Eyes of WISE: NASA scope made by SDL completes sky survey
By Kim Burgess
The Herald Journal
July 17, 2010
An innovative NASA telescope constructed at Utah State University's Space Dynamics Lab will complete its first survey of the sky today - a project that has already led to the discovery of 25,000 asteroids.
Launched into orbit in December, the Wide-field Infrared Survey Explorer (WISE) has the ability to see previously undetectable celestial objects using infrared sensors that can pick up dim light.
The 1.3 million images it has produced so far include distant galaxies and brown dwarf stars, as well as 100,000 asteroids, which mainly occupy an area between Mars and Jupiter. About 90 of these space rocks travel "near" Earth, meaning roughly 30 million miles from the planet.
SDL employees are thrilled to see their project bearing such spectacular fruit.

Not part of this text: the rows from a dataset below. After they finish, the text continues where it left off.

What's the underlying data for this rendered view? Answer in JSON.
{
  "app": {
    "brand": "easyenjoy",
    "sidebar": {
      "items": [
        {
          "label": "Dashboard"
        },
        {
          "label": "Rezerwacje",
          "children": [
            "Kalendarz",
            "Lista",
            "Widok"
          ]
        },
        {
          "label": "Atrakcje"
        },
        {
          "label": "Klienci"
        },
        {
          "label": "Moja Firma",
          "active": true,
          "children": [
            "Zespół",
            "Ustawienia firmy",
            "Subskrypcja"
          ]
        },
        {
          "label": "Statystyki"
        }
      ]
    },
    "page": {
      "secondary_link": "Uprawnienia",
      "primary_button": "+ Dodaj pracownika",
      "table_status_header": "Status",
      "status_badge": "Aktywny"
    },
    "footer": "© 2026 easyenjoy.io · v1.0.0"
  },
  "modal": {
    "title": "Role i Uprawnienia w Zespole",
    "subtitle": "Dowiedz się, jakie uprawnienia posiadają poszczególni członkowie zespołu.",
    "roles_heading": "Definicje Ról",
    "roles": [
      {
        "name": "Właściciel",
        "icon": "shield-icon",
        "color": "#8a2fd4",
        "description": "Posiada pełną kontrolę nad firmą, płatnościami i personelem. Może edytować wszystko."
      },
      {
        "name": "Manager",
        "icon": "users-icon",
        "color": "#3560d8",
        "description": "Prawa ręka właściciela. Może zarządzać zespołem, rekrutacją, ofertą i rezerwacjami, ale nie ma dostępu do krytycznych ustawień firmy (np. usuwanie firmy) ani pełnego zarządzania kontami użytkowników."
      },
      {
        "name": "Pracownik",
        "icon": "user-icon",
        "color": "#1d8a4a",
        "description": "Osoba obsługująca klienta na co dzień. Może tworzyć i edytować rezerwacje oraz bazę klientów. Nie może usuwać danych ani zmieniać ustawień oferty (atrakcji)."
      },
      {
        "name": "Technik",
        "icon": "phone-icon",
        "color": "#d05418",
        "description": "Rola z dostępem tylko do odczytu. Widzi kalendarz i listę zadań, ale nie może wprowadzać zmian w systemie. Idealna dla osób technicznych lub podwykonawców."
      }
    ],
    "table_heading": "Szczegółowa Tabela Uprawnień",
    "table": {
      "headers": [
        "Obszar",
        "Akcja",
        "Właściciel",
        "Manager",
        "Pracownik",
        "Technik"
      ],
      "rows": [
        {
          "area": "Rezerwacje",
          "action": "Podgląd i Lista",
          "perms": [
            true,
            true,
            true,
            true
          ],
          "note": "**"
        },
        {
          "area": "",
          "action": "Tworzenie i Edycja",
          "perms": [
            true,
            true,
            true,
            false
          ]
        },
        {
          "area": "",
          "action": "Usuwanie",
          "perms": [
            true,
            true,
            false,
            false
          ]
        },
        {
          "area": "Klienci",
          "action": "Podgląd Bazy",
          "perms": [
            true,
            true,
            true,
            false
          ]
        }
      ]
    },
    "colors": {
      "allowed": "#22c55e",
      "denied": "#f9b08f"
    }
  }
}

John Elwell, WISE program manager at the lab, said some have hardly been able to tear themselves away from their computer screens.
"Every day is exciting," he added. "I'm proud that such a fundamental contribution to science comes out of Logan, Utah."
For the next three months, WISE will map half of the sky again, giving astronomers a look at what's changed.
The mission scans strips of space as WISE orbits around the poles following Earth's day-night line - meaning that as the planet moves around the sun, new areas come into WISE's field of view.
It has taken six months, or the amount of time for Earth to travel halfway around the sun, for the mission to complete one full scan of the entire sky.
"The eyes of WISE have not blinked since launch," said William Irace, the mission's project manager at NASA's Jet Propulsion Laboratory in Pasadena, Calif. "Both our telescope and spacecraft have performed flawlessly and have imaged every corner of our universe, just as we planned."
WISE's work will come to an end when its block of solid hydrogen coolant, needed to chill the infrared detectors, runs out, probably in November.
Images from $320-million device will help guide future missions like the James Webb Space Telescope to areas that warrant more research.
The first release of WISE data, covering about 80 percent of the sky, will be delivered in May of next year.